The synths and plugins that show up in half the house and techno sessions on the planet just changed hands, again. On 1 July 2026, iZotope, the company behind RX, Ozone and Neutron, left Native Instruments and joined Boris FX. On the same stretch of days, inMusic finished buying Native Instruments outright. If you make music with Kontakt, Traktor, Maschine or Massive, the company you were quietly trusting is not the company you thought.
How did a beloved tools maker end up in pieces?
Rewind to late January 2026: Native Instruments entered preliminary insolvency proceedings. Its owner at the time was the private-equity firm Francisco Partners, which had bolted the company together with iZotope, Plugin Alliance and Brainworx into a group called Soundwide. Reported figures tell the story: a debt load of roughly 250 million pounds sitting on top of annual revenue of around 25 million pounds. That is not a business with a bad quarter. That is a business engineered to carry debt it could never realistically service.
A maker of the tools we all use almost died under private-equity debt, then got carved up. That is the story here, not the press release about a fresh roadmap.
Who owns what after the split?
In May 2026, Francisco Partners sold the Native Instruments brand to inMusic. After the dust settled, Brainworx and Plugin Alliance stay with inMusic under Native Instruments, while iZotope has been carved out to Boris FX, a visual-effects and audio software house.
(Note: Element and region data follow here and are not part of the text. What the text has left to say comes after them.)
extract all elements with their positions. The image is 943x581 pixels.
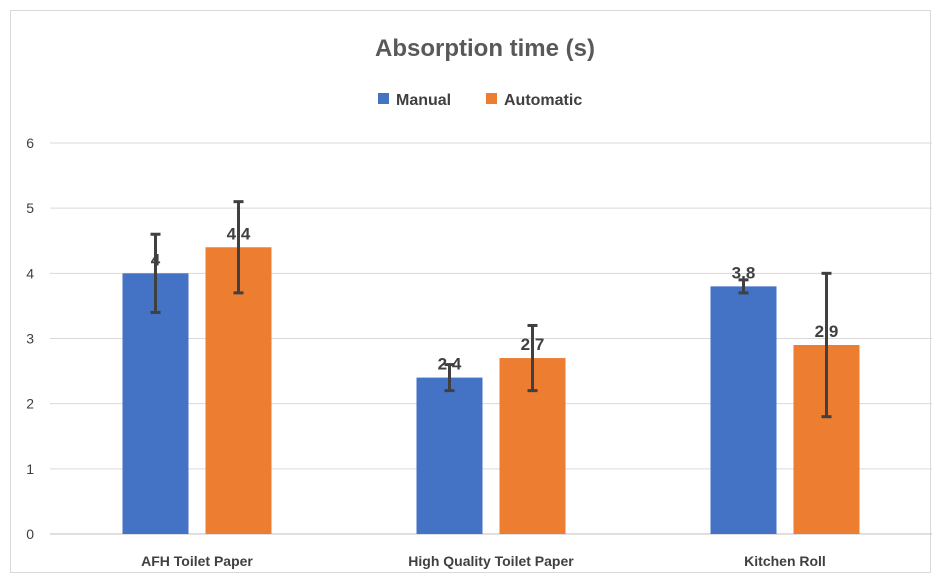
x-category-label: High Quality Toilet Paper (408, 553, 574, 569)
bar-manual-1 (416, 377, 483, 534)
y-tick-label: 2 (26, 396, 34, 412)
y-tick-label: 4 (26, 265, 34, 281)
x-category-label: AFH Toilet Paper (141, 553, 253, 569)
error-bars (150, 200, 832, 419)
error-bar-manual-2 (738, 278, 749, 295)
data-label-automatic-0: 4,4 (227, 224, 251, 243)
legend-swatch-automatic (486, 93, 497, 104)
legend: Manual Automatic (378, 92, 582, 109)
data-label-automatic-1: 2,7 (521, 335, 545, 354)
error-bar-automatic-0 (233, 200, 244, 295)
error-bar-manual-0 (150, 232, 161, 314)
y-tick-label: 5 (26, 200, 34, 216)
data-label-manual-1: 2,4 (438, 355, 462, 374)
error-bar-manual-1 (444, 363, 455, 393)
data-label-automatic-2: 2,9 (815, 322, 839, 341)
legend-label-automatic: Automatic (504, 92, 582, 109)
y-tick-label: 0 (26, 526, 34, 542)
data-label-manual-2: 3,8 (732, 263, 756, 282)
data-labels: 4 4,4 2,4 2,7 3,8 2,9 (151, 224, 839, 373)
bar-manual-2 (710, 286, 777, 534)
y-tick-label: 6 (26, 135, 34, 151)
legend-label-manual: Manual (396, 92, 451, 109)
gridlines (50, 142, 932, 535)
data-label-manual-0: 4 (151, 250, 161, 269)
error-bar-automatic-1 (527, 323, 538, 393)
bars (122, 247, 860, 534)
x-category-label: Kitchen Roll (744, 553, 826, 569)
chart-title: Absorption time (s) (375, 35, 595, 62)
error-bar-automatic-2 (821, 271, 832, 419)
legend-swatch-manual (378, 93, 389, 104)
y-tick-label: 1 (26, 461, 34, 477)
bar-manual-0 (122, 273, 189, 534)
y-axis-ticks: 0 1 2 3 4 5 6 (26, 135, 34, 542)
x-axis-categories: AFH Toilet Paper High Quality Toilet Pape… (141, 553, 826, 569)
y-tick-label: 3 (26, 331, 34, 347)
bar-automatic-0 (205, 247, 272, 534)
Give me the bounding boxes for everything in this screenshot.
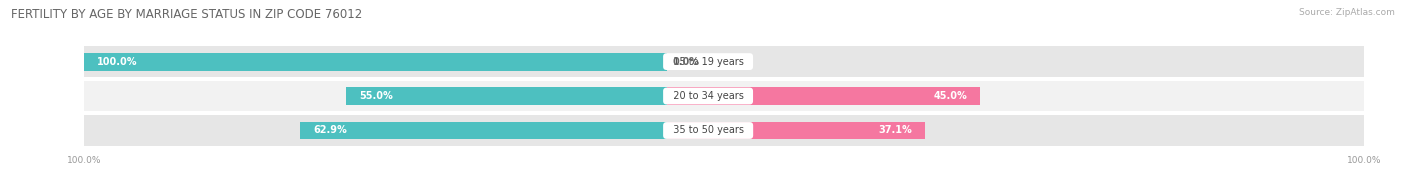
Text: 37.1%: 37.1% <box>879 125 912 135</box>
Text: Source: ZipAtlas.com: Source: ZipAtlas.com <box>1299 8 1395 17</box>
Bar <box>84 53 666 71</box>
Bar <box>666 122 925 139</box>
Bar <box>666 87 980 105</box>
Text: 62.9%: 62.9% <box>314 125 347 135</box>
Text: 35 to 50 years: 35 to 50 years <box>666 125 749 135</box>
Bar <box>84 81 1364 111</box>
Text: 20 to 34 years: 20 to 34 years <box>666 91 749 101</box>
Bar <box>84 115 1364 146</box>
Text: 100.0%: 100.0% <box>97 57 138 67</box>
Text: 0.0%: 0.0% <box>673 57 700 67</box>
Text: FERTILITY BY AGE BY MARRIAGE STATUS IN ZIP CODE 76012: FERTILITY BY AGE BY MARRIAGE STATUS IN Z… <box>11 8 363 21</box>
Bar <box>84 46 1364 77</box>
Text: 55.0%: 55.0% <box>359 91 392 101</box>
Text: 15 to 19 years: 15 to 19 years <box>666 57 749 67</box>
Text: 45.0%: 45.0% <box>934 91 967 101</box>
Bar <box>346 87 666 105</box>
Bar <box>301 122 666 139</box>
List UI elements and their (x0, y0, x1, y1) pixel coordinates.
Boris FX CEO Boris Yamnitsky framed the buy around the tech: "iZotope is known for its smart and practical use of AI... we're positioned to move faster, innovate further." iZotope's Todd Baker went out of his way to calm producers: "There are no interruptions to plugin development... this move provides the resources and focus needed to supercharge our roadmap." Licenses and subscriptions stay fully active, with uninterrupted support.
Why does one owner holding Traktor and Denon DJ matter?
Here is the part the scene should sit with. inMusic already owns Akai, Alesis, Denon DJ and Rane. Add Native Instruments and it now controls Traktor plus Denon DJ, Rane and Engine DJ: a huge slice of the DJ software and hardware stack under a single roof. Concentration like that shapes what gets built, what gets dropped and what a booth looks like five years from now. The tools are fine today. The question is who steers them tomorrow.